Tuesday, October 16, 2007

ksubos 47

the gemara makes a קל וחומר to teach us that the father gets her מעשה ידים, the question i had is, why do we need a ק"ו we should say more simply that if the father has the ability to sell her as a slave and then he master will get the מעש"י then obviously the father until then owned the מעש"י.

i was harboring this question since daf 40, i found the question today in rav elyashivs sefer, see there for his answer. I asked my Rebbi this question and he answered simply - the father doesn't own her מעש"י and the proof is that he can't force her to work, all he has is the right to sell her as a slave and ממילא she will have to work for her master,

so it come out that the father doesn't really own her מעש"י just that if she works he has a right to get it, I'm not sure how to define this ownership, it seems a little strange because ממ"נ if he owns it he should be able to force her to work and if not then why does he get it?

3 comments:

Avi Lebowitz said...

i disagreee with your premise both in your question and your answer.
re: your question - why do you assume that this "kal v'chomer" is anything more than a simple sevara to show that the father does in fact OWN ma'aseh yadayim. See Tosafos 46b d.h. v'aima, who indicates in his answers to distinguish between ma'aseh yadayim and kesef kiddushin, that the logic of the gemara is simply that the father owns ma'aseh yadayim from the fact that he can sell her as an amah.

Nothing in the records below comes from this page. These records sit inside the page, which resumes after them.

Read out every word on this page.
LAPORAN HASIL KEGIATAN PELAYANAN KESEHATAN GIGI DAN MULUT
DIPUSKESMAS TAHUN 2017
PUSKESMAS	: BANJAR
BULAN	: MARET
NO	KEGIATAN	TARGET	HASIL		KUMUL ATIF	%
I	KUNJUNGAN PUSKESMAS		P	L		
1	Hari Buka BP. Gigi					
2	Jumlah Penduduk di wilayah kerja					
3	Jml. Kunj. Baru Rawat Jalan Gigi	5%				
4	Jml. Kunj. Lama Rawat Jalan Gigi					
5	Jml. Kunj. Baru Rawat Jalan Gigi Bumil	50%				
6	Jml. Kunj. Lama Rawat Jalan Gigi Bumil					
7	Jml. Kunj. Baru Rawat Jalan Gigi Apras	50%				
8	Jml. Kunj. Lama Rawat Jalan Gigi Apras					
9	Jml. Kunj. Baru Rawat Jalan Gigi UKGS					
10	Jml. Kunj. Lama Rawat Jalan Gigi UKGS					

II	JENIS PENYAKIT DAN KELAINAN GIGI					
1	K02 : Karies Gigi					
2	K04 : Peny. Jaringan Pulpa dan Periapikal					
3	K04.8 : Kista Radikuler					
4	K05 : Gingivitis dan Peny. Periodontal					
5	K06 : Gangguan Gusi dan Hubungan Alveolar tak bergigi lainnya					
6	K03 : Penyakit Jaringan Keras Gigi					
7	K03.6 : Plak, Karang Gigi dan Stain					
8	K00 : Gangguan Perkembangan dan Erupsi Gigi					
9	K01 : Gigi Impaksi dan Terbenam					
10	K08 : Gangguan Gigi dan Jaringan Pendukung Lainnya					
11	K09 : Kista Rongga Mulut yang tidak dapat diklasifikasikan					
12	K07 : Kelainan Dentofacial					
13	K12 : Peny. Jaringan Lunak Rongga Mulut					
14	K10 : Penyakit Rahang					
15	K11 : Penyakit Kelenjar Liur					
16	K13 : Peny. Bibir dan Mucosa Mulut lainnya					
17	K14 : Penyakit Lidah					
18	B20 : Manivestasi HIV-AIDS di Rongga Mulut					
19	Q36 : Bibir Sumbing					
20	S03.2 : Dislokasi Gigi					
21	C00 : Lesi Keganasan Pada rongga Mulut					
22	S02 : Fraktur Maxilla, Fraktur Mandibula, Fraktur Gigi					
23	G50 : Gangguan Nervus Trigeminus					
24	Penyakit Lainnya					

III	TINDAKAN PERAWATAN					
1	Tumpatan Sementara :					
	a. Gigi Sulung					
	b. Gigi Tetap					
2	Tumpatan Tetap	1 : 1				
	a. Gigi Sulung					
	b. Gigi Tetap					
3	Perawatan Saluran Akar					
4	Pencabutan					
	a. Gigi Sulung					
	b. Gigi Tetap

RE: your rebbis answer - where in the world do you get this from that a father cannot force a daughter to work. The father OWNS ma'aseh yadayim and can certainly force her to produce whatever she is capable of producing. The Shita m'kubetzes 43a (in the name of ramban) when the gemara asks if the brothers inherit ma'aseh yadayim, explains that even acc. to r' sheishes who says:
נ"ל דאפילו רב ששת נמי לא קאמר שתהא הבת נזונת ועושה (דהיינו שמעשה ידיה לאחיה) בעל כרחה לאחין, כמו שאביה כופה לעשות וליזון מן התורה, אלא רב ששת מדרבנן קאמר דקסבר לא תקינו רבנן מזוני אלא בעושה ואוכלת דומיא דאלמנה, ורב פליג עליה ואמר סתם דמעשה ידיה לעצמה.... והשתא בעי רב כהנא מאי טעמא דרב...דאורייתא אמאי אין הבנים במקום אביהן ואפילו לכוף אותה שתהא נזונת ועושה? ומפרש לה מדכתיב "והתנחלתם אותם".
It is clear that the father can force her and totally OWNS full rights to her ma'aseh yadayim.
Also, see Tosafos 43 d.h. magid, who explains the need for the pasuk that brothers don't inherit z'chus of her ma'aseh yadayim (midioraysa) even by a ketana. I would have thought that since ma'aseh yadayim of ketana belong to the father based on the kal v'chomer, the sons should inherit rights to her ma'aseh yadayim. Now, if it is a real kal v'chomer we should say dayo (see tosafos yeshanim there), since the sons can't sell her, there should be no hava amina that they get ma'aseh yadayim! But based on the fact that it is not a realy kal v'chomer, rather just a way of showing the father OWNS her ma'aseh yadayim (from the fact that he can sell them), it makes sense that the brothers should also inherit ma'aseh yadayim even though they can't sell her.

Yossie Schonkopf said...

wow! great!
regarding the Shita - I agree.

Regarding the kal v'chomer, rav elyashiv entertains the possibility that its not a real kalo v'chomer (what i thought as well) but proves otherwise from tosfos in 47a. i will have to check more carefully tomorrow.

Avi Lebowitz said...

I learned Tosafos on 47a d.h. hashta, which implies in the answer of "mori ha'aram" that it is a real kal v'chomer since the whole answer is that we do not gain anything by using this kal v'chomer instead of the kal v'chomer of "if na'arus makes her go out free, certainly the father can't sell a na'arah". However, it is possible that that is also not a real kal v'chomer, rather that from the fact that she goes out as a na'arah is a proof that a sale cannot be binding on a na'arah.